Ace se retirou de mim e deitou-se ao meu lado. Virei de costas para ele, assim ele não veria o tom avermelhado de minha face. Eu estava cansado, por isso não demorei muito para fechar meus olhos e dormir.
Ace’s Pov
Luffy logo caiu no sono ao meu lado. Cobri nossos corpos nus e sujos com o lençol e me virei para o menor. A verdade era que eu também estava cansado. Passei meu braço ao redor da cintura do garoto. Meu nariz roçava levemente no pescoço de Luffy, permitindo-me sentir seu cheiro que eu tanto amava. Levei meus lábios até seu ouvido e sussurrei:
—Eu te amo, Lu... Sempre estarei com você. Sempre.

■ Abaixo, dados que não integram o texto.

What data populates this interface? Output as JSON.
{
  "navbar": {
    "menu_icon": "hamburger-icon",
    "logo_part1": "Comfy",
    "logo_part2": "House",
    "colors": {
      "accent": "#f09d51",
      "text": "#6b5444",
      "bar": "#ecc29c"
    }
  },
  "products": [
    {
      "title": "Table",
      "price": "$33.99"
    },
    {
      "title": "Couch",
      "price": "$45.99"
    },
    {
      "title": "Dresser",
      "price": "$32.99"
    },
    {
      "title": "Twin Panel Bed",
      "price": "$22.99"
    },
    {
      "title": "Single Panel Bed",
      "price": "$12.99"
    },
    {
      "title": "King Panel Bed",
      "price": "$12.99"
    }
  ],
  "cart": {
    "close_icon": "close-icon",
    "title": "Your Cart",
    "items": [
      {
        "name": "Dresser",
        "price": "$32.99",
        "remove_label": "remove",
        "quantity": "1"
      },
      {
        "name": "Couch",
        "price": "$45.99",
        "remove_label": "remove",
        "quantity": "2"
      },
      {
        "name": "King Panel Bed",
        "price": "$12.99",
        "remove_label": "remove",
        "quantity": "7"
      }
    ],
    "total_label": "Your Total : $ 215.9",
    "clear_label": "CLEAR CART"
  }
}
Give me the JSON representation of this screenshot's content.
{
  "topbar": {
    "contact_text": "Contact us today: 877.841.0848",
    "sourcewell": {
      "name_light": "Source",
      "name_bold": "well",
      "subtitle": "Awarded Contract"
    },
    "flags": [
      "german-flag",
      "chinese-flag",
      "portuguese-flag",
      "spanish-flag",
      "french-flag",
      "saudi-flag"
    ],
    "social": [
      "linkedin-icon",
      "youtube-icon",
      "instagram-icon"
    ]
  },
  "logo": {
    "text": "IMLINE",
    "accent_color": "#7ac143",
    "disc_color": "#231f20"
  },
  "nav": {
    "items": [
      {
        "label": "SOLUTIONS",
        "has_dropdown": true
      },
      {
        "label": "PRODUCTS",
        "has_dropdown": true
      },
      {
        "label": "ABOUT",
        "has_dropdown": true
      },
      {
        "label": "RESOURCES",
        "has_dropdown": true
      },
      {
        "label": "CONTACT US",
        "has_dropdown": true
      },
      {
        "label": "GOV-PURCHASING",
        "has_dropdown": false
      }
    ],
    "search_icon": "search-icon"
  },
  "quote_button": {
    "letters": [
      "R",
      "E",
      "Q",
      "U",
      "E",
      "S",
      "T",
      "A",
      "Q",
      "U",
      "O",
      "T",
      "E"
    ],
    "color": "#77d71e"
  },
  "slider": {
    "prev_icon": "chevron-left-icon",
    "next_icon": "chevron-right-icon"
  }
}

Fui fechando meus olhos lentamente, até que ouvi um estrondo. Estava ventando um pouco, por isso presumi que tivesse sido a porta caindo. Eu já pedira para que o Luffy a consertasse, mas ele não queria.
—Ace, que barulho foi esse?
—Só a porta, Lu. Pode voltar a dormir.
Abracei sua cintura com mais força e beijei seu pescoço. Luffy balançou a cabeça, mostrando que compreendera.
—Ace...
—Hum?
—Eu também sempre estarei com você. Te amo.
Senti meu rosto esquentar muito. Sorri de felicidade. Aproximei meu corpo do de Luffy e beijei sua cabeça.
—Durma bem, Lu. Sonhe com os-
—Anjos? Não preciso... Já tenho você. Já te disse isso uma vez... – Falou o menor enquanto caía no sono. E eu não tardei a dormir também, com um sorriso no rosto.